Alright, after much digging and lucky discovery - it turns out that Microsoft.AspNet.Identity.Core comes with a few other interfaces, in particular, IUserRoleStore<TUser> and IUserPasswordStore<TUser> which both "inherit"(implement) IUserStore<TUser>.
So if we wanted role management capabilities, we implement IUserRoleStore<TUser>:
class MyUser : IUser
{
// Additional properties and functions not shown for brevity.
}
class MyUserStore : IUserRoleStore<MyUser>
{
public bool IsInRole(string username, string role)
{
// Implementation not show for brevity.
}
/* We would then implement the rest of the required functions.

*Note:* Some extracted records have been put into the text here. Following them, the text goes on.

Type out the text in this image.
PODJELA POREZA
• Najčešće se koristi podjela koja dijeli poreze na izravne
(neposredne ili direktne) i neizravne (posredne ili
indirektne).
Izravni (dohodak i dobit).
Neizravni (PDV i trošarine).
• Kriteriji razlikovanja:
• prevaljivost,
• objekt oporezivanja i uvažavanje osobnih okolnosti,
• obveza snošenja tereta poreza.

We would have a data context here that has access to users,
user-roles, and roles.
*/
}
Now we can pass MyUserStore to UserManager<TUser>, because MyUserStore is an IUserRoleStore<TUser>, which is an IUserStore<TUser>:
UserManager<MyUser> UM = new UserManager<MyUser>(new MyUserStore());
I suspect, then, that the source code for UserManager<TUser> uses reflection to find out whether the store passed into it at constructor implements one of IUserStore<TUserStore>'s "child interfaces", in order to be able to perform role checks (if it implements IUserRoleStore<TUser>) or password set/reset (if it implements IUserPasswordStore<TUser>).
I hope you find this useful because most documentation (MVC tutorials and such) don't tell us this detail. They tell us to use the UserStore<TUser> implementation of Microsoft.AspNet.Identity.EntityFramework - where all we have to do is pass in a custom User object (that implements IUser) and we're good to go.